Trump bezeichnete die Rechtsverschärfung als Maßnahme gegen eine drohende "Massenmigration" aus Zentralamerika. Diese zwinge ihn dazu, "unverzüglich" zu reagieren. Während der Kampagne für die Kongress- und Gouverneurswahlen vom vergangenen Dienstag hatte der US-Präsident die derzeitigen Trecks von mehreren tausend Zentralamerikanern in Richtung US-Grenze als Bedrohung für die nationale Sicherheit angeprangert und bereits eine Verschärfung des Asylrechts angekündigt.

Video

Trump erklärte, für eine "begrenzte Zeit" sollten nur noch solche Menschen Asyl beantragen dürfen, die an einem Grenzübergangspunkt vorstellig werden. Illegal ins Land kommende Menschen seien vom Asylrecht ausgeschlossen, dürften aber "andere Formen des Schutzes vor Verfolgung oder Folter anstreben". Was genau Trump damit meinte, sagte er nicht.

Weißes Haus spricht von "Krise"

Die Regierung geht davon aus, dass das Vorgehen im Rahmen des gesetzlich Möglichen für den Präsidenten ist, wenn er die Interessen der Vereinigten Staaten in Gefahr sieht. "Im Einklang mit unseren Einwanderungsgesetzen hat der Präsident das Recht, die Einwanderung von Menschen ohne klaren Status in die Vereinigten Staaten zu begrenzen, wenn er der Auffassung ist, dies sei im Nationalen Interesse", sagte der erst am Mittwoch eingesetzte, amtierende Justizminister Matthew Whitaker.

Trump sagte, die USA bräuchten Einwanderer, aber sie müssten legal ins Land kommen. Das Weiße Haus wies darauf hin, dass derzeit nur neun Prozent der Asylanträge von US-Gerichten als berechtigt angesehen werden. Die Zahl der Grenzübertritte sei auf einem historischen Hoch, sagte ein Mitarbeiter des Weißen Hauses am Donnerstag. "Dies ist eine sehr große Krise." Die Fälle von Menschen, denen Asyl in den Vereinigten Staaten zustehe, kämen zu kurz, weil die Systeme überfüllt mit Anträgen seien, die mehrheitlich abgelehnt werden müssten.

Bürgerrechtler: "Trump bricht Gesetze"

Die Bürgerrechtsorganisation ACLU bezeichnete die Pläne als illegal und verwies auf geltende Gesetze.

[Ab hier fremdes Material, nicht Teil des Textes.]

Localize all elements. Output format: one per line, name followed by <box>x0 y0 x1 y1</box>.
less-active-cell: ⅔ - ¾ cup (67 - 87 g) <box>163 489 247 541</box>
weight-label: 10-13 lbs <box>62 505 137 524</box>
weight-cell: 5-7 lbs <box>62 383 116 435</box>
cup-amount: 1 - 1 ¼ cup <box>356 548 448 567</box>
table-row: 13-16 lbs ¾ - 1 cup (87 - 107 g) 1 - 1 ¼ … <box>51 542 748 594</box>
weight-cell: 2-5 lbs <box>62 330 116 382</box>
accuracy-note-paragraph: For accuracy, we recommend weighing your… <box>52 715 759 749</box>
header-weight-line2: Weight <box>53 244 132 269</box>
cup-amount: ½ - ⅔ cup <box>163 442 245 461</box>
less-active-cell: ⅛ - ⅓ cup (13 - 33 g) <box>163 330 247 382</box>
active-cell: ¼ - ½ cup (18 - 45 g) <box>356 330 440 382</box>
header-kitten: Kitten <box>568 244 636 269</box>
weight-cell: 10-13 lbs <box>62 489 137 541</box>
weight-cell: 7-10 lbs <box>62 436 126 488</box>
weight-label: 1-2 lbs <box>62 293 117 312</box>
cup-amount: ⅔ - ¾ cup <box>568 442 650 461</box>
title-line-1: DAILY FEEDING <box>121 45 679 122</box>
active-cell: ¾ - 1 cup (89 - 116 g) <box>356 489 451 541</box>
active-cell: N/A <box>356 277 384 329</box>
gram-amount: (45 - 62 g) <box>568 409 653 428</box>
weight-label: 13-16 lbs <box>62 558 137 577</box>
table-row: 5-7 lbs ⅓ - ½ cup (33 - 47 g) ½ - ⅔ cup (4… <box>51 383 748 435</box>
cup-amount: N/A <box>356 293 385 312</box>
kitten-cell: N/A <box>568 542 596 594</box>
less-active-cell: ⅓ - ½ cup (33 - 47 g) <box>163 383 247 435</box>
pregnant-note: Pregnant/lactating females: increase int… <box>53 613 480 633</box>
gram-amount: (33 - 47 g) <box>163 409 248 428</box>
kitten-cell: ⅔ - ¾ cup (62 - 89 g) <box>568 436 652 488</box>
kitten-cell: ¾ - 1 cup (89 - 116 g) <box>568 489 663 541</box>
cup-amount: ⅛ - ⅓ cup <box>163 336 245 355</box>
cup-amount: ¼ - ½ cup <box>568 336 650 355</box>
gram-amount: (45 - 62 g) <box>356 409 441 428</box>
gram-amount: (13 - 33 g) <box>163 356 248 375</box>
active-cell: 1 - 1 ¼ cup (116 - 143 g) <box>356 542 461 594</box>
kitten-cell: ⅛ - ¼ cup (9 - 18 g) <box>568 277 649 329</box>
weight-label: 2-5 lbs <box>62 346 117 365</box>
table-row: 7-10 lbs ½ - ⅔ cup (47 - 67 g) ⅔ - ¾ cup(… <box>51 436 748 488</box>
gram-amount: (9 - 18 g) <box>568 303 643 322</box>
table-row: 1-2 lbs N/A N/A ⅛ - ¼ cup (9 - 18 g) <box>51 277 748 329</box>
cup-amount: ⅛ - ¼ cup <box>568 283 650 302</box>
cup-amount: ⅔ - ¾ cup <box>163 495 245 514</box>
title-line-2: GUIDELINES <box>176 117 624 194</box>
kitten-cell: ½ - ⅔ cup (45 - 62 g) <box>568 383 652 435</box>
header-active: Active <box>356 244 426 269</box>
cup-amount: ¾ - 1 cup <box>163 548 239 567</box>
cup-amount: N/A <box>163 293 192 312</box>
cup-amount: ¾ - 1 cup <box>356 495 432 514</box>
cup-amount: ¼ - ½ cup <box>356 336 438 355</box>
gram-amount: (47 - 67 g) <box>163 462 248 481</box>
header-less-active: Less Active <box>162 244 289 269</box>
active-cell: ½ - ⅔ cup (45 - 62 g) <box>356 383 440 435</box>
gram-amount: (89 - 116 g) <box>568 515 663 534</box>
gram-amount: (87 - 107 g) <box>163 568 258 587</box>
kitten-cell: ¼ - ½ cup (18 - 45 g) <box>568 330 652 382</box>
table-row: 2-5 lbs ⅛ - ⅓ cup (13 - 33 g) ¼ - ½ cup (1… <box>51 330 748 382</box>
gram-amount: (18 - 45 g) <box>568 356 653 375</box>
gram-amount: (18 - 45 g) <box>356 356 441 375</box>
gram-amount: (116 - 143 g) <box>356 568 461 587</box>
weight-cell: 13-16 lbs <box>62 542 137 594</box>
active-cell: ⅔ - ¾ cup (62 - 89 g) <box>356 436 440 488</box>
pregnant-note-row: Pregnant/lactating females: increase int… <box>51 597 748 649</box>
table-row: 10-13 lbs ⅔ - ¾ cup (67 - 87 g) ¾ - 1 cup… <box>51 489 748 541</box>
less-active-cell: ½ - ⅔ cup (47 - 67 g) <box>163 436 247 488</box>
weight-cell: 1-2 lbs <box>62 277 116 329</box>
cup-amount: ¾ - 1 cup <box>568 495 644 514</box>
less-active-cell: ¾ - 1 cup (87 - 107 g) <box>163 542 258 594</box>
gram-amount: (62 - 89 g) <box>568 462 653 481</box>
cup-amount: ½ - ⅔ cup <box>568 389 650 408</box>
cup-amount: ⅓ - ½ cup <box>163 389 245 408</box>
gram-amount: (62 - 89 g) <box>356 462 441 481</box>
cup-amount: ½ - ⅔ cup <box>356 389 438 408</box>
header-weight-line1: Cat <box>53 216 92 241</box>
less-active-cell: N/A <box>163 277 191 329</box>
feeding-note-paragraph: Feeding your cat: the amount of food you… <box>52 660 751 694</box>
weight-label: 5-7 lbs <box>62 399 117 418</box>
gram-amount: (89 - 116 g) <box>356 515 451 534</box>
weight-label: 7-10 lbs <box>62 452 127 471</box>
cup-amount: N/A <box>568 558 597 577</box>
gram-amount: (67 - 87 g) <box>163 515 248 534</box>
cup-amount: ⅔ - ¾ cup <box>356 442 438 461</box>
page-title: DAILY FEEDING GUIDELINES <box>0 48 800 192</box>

Omar Jadwat von der ACLU erklärte, es sei Trump, der die Rechtsstaatlichkeit missachte. "Es ist absolut legal, zwischen den Grenzübergängen Asyl zu beantragen. Er mag das nicht, also bricht er die Gesetze und hofft, dass die Gerichte ihn davonkommen lassen." Laut dem "Immigration and Nationality Act" kann jeder in den USA Asyl ersuchen, egal, ob er an einem der Grenzübergänge ins Land gekommen ist oder nicht. Mit der Proklamation werden diese Regelungen umschifft.

Um die jetzt vom US-Präsidenten unterzeichnete Proklamation dürfte es gerichtliche Auseinandersetzungen geben. Mehrere Organisationen hatten bereits im Vorfeld Widerstand vor Gerichten angekündigt.